How Do You Know When to Stop Spending?

On one of our recent Doing Money posts, our commenters requested that we talk more about the actual making of, and sticking-to-of, budgets.
I’m going to incorporate more budgeting questions into upcoming Doing Money interviews, but I know both from my own experience and from conversations with other people that budgets often tend to go like this:
1. Make budget using hypothetical “ideal spending”
2. Close tab containing budget, let budget float away on proprietary cloud owned by Mint, YNAB, or Google
3. Spend money without consulting budget before each expenditure
I think there are very few of us who open up our budget every morning and say “Okay, I have $134 in Entertainment for this month.

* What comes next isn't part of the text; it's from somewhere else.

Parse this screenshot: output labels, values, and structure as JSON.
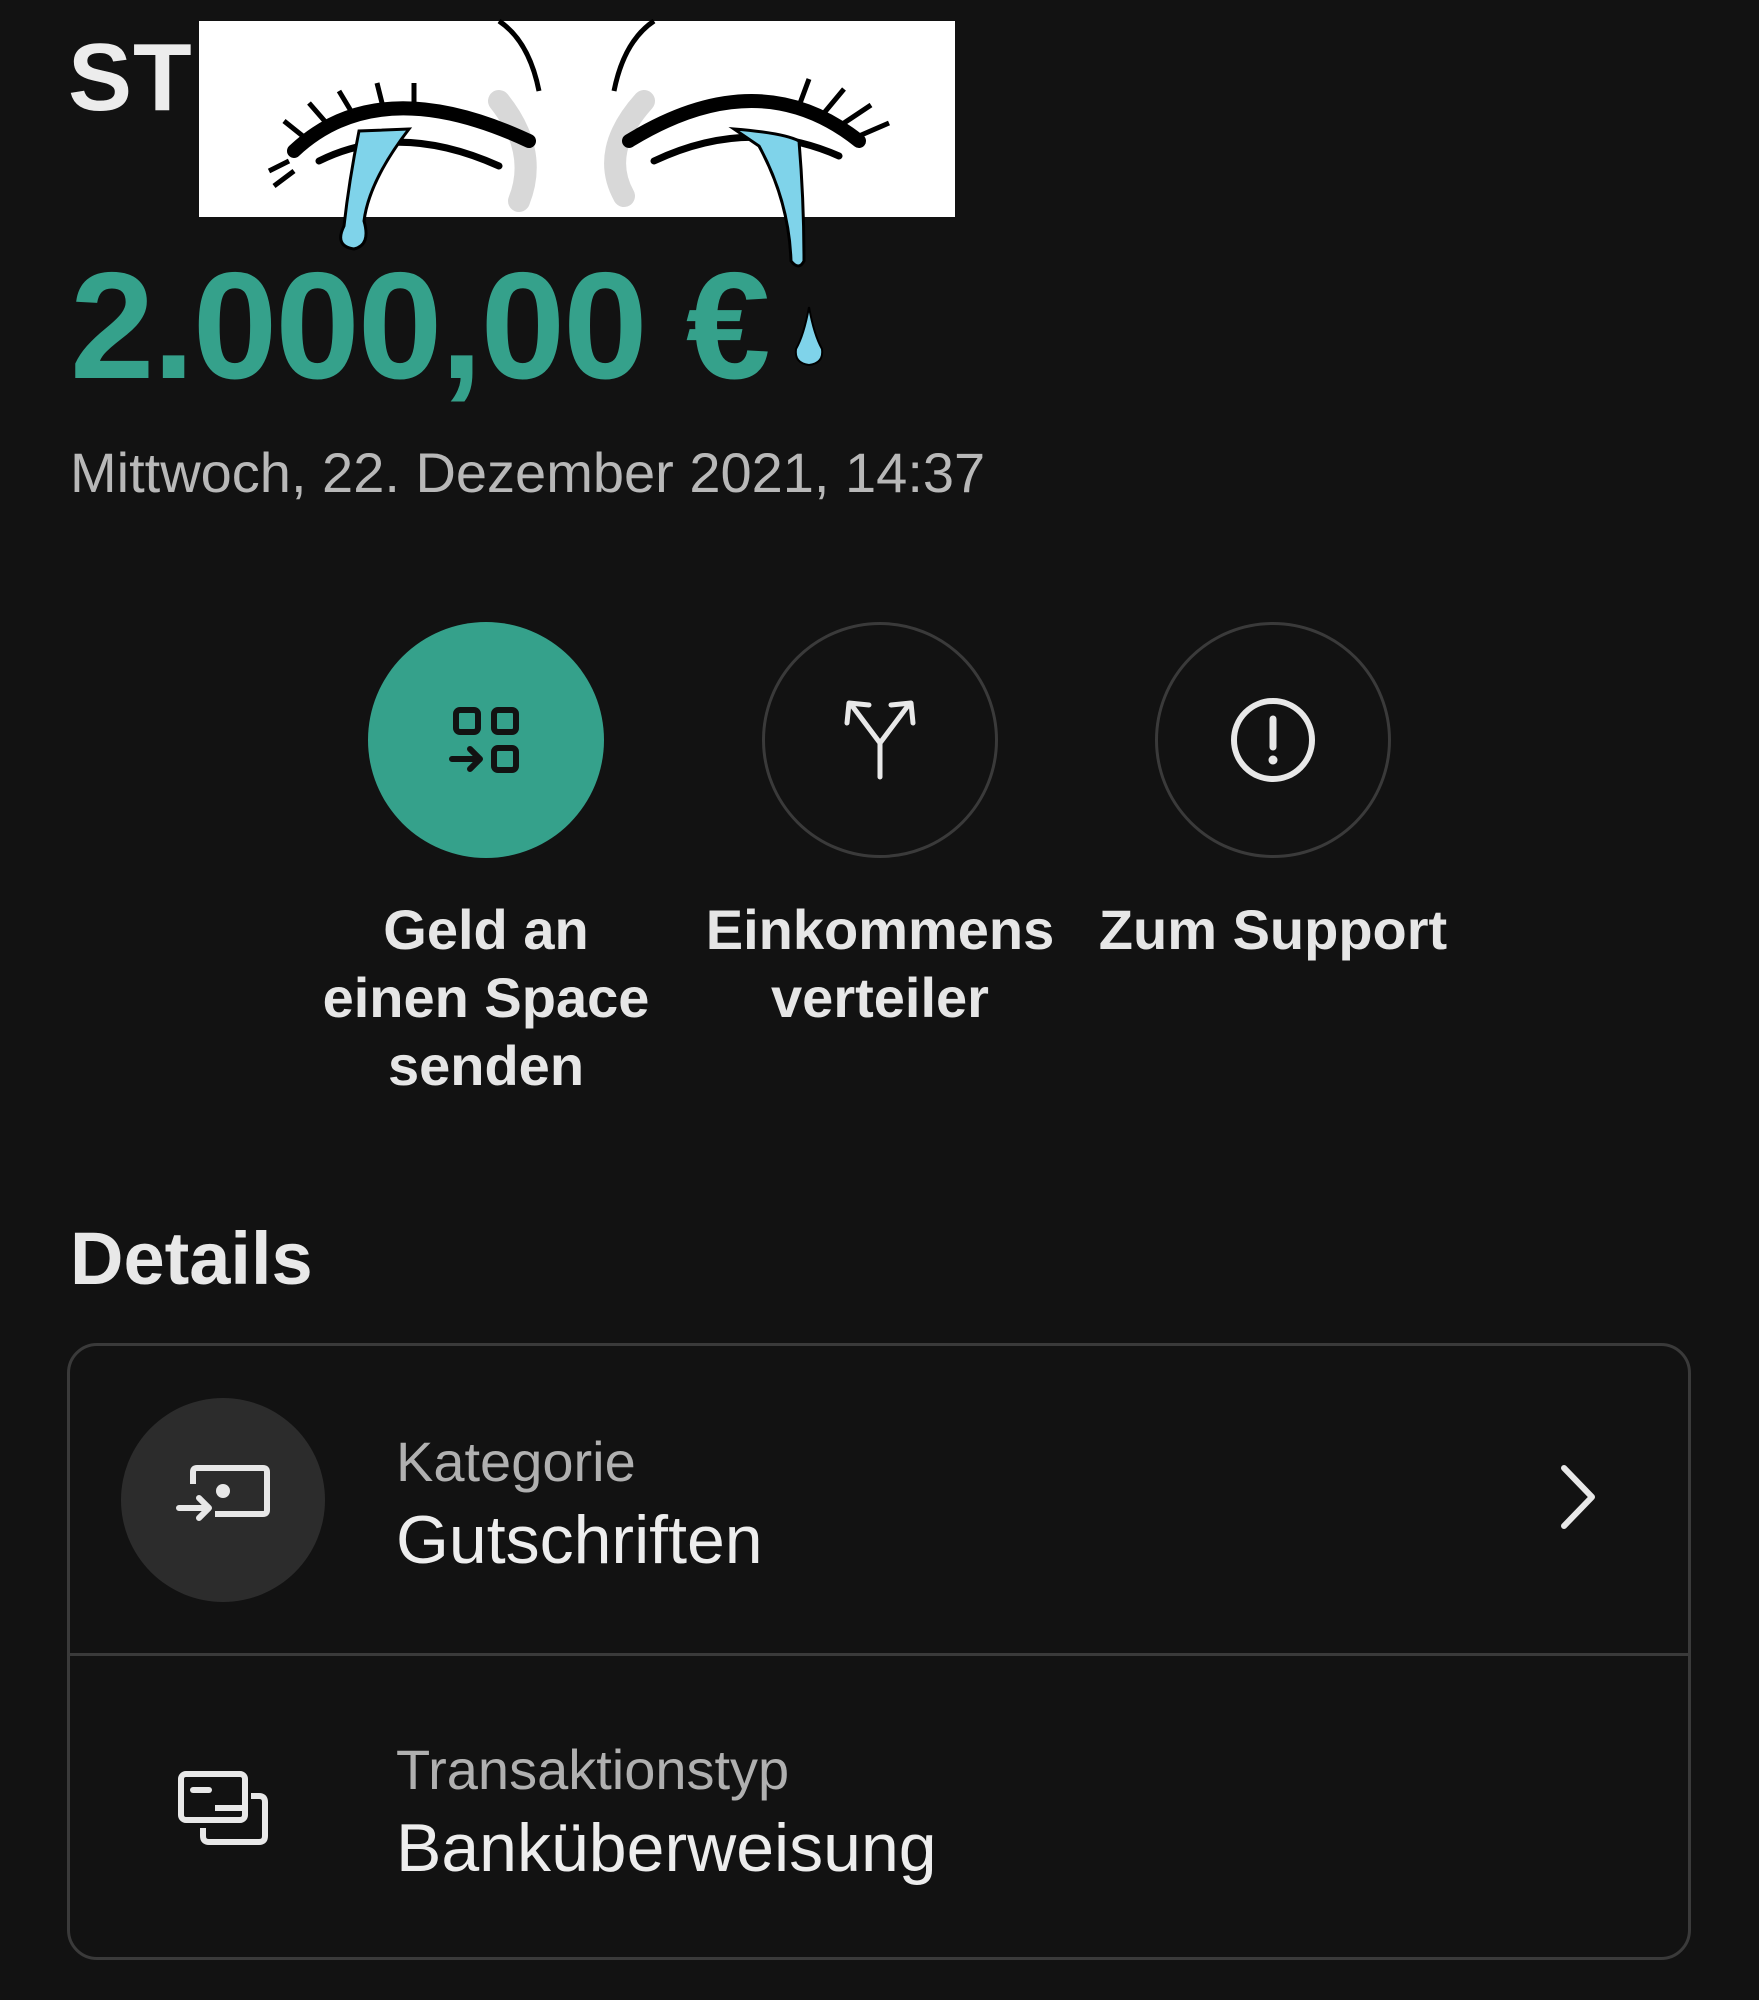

Do I want to buy Phantom of the Opera tickets or go see Furious 7 and Paul Blart, Mall Cop 2? Or do I want to subscribe to Jay Z’s new music service Tidal?”
There are probably even fewer of us who open up our budget and say “Well, we’ve got $321 left in Groceries for this month, so let’s figure out exactly how many loaves of bread and boxes of cereal we can buy while still having enough left over for Ben & Jerry’s and a bottle of wine.”
(If you do plan your spending like this, and you want to talk about how you do it with The Billfold, I would love to interview you.)
For the rest of us, I have a question: How do you know when to stop spending?
I tried to answer this question myself, and it’s pretty hard. I don’t, for example, set a limit on how much to spend on groceries every month. How do I know when I’ve spent “too much” on groceries? I know about how much food I eat every month, and I usually eat the same handful of foods, so my spending stays within a certain range — but I don’t ever walk into the grocery store and say “I need to keep this week’s grocery spending under $100.”
Likewise, I never say “I need to keep this month’s eating-out-with-friends spending under $100.” Instead, I agonize over whether I can afford every dinner, and then I go out anyway and have a great time, and then I come back and the spending always works itself out. It would be smarter to say “I can spend $200 on restaurants and bars,” and then know that I need to stop when I hit $200, but I don’t do that.
When I go shopping for clothes, I tend to buy only what I need and nary a T-shirt more. That’s my “how do I know when to stop,” and it keeps me from having closets stuffed with things I don’t wear, but it has very little to do with an actual dollar figure.
I’m sure you get the idea at this point. If you aren’t the person who logs in to Mint every morning and checks your recent spending against your budget, how do you know when to stop spending? What prevents you from buying everything you want as soon as you see it? Is it a vague sense of worry and guilt? Is it a subconscious running tab that you’re keeping in your head? Is it just that you’ve already trained yourself not to buy everything you want, so you can make it through the day without bringing home a cupcake, a new book, and a pack of Post-it notes shaped like fruit? (That’d be what I’d buy, anyway.)
How do you know how much to spend on everything you buy?
How do you know when to stop spending?